St John Leonardi lived in 16th-century Italy, at a time when the Church was in need of renewal. Born to a poor family, trained as a pharmacist, he eventually felt a deeper call: to care not only for bodies but for souls. He became a priest, founded a congregation for the formation of clergy, and called the Church to return to holiness, to mission, and to the service of the poor. He ministered during times of plague and turmoil, staying close to the sick and forming faithful leaders for the future. He believed that renewal didn’t start in Rome or in policy—but in the heart, stirred by the Spirit. He opened the door, again and again, wherever Christ knocked.

These saints didn’t live easy lives. But they lived open ones. Their courage didn’t come from themselves. It came from the Spirit who knocked—and found a door open.

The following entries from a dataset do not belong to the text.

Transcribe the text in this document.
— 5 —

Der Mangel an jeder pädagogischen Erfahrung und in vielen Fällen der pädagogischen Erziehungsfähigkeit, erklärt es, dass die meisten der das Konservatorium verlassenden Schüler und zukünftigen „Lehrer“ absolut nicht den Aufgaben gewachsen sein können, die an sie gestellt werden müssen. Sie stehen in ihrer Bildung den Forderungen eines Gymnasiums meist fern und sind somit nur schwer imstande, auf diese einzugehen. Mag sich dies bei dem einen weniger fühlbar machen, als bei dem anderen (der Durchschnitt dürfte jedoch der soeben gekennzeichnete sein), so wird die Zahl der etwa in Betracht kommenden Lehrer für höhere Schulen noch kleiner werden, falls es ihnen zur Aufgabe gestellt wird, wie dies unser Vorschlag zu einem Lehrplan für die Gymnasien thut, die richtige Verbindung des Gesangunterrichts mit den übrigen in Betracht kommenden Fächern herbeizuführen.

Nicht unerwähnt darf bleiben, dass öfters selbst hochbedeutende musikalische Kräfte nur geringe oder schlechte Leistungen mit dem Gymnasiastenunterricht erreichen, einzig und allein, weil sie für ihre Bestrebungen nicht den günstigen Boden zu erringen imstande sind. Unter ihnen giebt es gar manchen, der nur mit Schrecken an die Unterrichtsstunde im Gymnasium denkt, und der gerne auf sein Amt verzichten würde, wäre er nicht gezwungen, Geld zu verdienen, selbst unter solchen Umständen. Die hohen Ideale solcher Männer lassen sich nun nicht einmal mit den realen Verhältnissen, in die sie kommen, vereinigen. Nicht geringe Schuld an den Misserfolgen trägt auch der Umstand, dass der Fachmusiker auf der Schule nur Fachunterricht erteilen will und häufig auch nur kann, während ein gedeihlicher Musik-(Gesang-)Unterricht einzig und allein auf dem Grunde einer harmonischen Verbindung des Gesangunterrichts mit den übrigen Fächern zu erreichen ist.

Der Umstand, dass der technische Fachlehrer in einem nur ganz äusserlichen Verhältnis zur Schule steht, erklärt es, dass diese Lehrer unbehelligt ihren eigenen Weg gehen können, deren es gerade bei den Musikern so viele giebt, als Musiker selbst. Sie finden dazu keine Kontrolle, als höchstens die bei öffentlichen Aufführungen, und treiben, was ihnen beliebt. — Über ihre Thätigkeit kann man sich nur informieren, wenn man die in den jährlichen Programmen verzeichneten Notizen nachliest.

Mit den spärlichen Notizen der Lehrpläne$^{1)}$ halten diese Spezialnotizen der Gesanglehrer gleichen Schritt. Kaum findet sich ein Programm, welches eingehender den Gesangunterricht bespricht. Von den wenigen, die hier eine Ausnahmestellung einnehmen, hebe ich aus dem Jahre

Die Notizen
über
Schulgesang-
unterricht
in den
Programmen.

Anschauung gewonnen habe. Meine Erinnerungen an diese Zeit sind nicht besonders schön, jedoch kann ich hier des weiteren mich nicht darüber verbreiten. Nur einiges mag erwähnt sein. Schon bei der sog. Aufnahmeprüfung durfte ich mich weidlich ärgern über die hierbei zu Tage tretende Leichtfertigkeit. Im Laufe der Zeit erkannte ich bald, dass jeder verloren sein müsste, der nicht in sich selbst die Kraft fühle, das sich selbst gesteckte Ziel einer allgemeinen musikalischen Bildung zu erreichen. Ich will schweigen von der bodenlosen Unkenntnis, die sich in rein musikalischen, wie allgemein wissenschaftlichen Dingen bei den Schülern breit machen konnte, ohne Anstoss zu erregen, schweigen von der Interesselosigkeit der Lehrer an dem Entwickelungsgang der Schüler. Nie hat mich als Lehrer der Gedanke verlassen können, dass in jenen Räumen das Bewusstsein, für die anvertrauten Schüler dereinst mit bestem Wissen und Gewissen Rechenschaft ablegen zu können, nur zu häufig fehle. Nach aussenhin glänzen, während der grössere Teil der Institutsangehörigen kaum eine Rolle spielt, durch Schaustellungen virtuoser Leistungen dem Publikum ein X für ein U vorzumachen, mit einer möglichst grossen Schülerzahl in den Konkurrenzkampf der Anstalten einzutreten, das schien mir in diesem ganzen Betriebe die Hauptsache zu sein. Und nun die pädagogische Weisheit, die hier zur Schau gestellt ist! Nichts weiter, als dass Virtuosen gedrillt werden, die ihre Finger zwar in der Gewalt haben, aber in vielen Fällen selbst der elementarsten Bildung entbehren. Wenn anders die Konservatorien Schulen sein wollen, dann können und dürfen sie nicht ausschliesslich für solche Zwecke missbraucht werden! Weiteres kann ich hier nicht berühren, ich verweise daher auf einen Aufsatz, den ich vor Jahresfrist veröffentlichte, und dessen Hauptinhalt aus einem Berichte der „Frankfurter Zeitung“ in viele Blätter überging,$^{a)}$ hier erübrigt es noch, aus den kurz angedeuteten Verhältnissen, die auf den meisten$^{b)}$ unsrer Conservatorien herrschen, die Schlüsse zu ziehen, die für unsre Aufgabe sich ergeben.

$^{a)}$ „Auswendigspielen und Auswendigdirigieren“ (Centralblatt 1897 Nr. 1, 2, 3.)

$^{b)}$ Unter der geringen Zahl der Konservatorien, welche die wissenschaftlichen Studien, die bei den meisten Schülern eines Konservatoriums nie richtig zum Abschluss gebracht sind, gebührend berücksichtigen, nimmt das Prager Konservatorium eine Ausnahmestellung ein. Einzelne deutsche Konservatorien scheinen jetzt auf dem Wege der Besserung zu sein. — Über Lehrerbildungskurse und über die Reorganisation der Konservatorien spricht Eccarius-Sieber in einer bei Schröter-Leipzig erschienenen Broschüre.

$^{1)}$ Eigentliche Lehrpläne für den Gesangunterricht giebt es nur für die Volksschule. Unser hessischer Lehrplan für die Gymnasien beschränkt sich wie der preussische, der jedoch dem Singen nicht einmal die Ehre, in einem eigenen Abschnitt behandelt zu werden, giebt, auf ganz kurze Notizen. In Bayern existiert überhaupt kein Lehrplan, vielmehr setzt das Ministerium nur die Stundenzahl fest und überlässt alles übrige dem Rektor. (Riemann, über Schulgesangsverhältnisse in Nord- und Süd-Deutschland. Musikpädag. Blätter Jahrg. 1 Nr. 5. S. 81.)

And now, dear friends, it’s our turn.

So let us ask for that same Spirit. Let us knock—not only for what we want, but for the wisdom to want what God wants. And let us also listen—for the knock of Christ on our door.

Before the day begins tomorrow, before the world stirs, try this prayer: “Holy Spirit, where are you knocking today? Give me the courage to answer.”

Because when we open the door, we find not only light—but healing. Not only grace—but joy. Not only strength—but Christ Himself.

So I leave you with three questions for your prayer this week:

  • Where in my life have I stopped knocking—and is the Holy Spirit inviting me to try again?
  • What might it mean to open the door—to the Spirit’s work, to another’s need, to Christ’s call?
  • What would change if I truly believed that the Spirit is already at work in me, knocking first?

Amen.

In preparing this homily, I consulted various resources to deepen my understanding of today’s readings, including using Magisterium AI for assistance. The final content remains the responsibility of the author.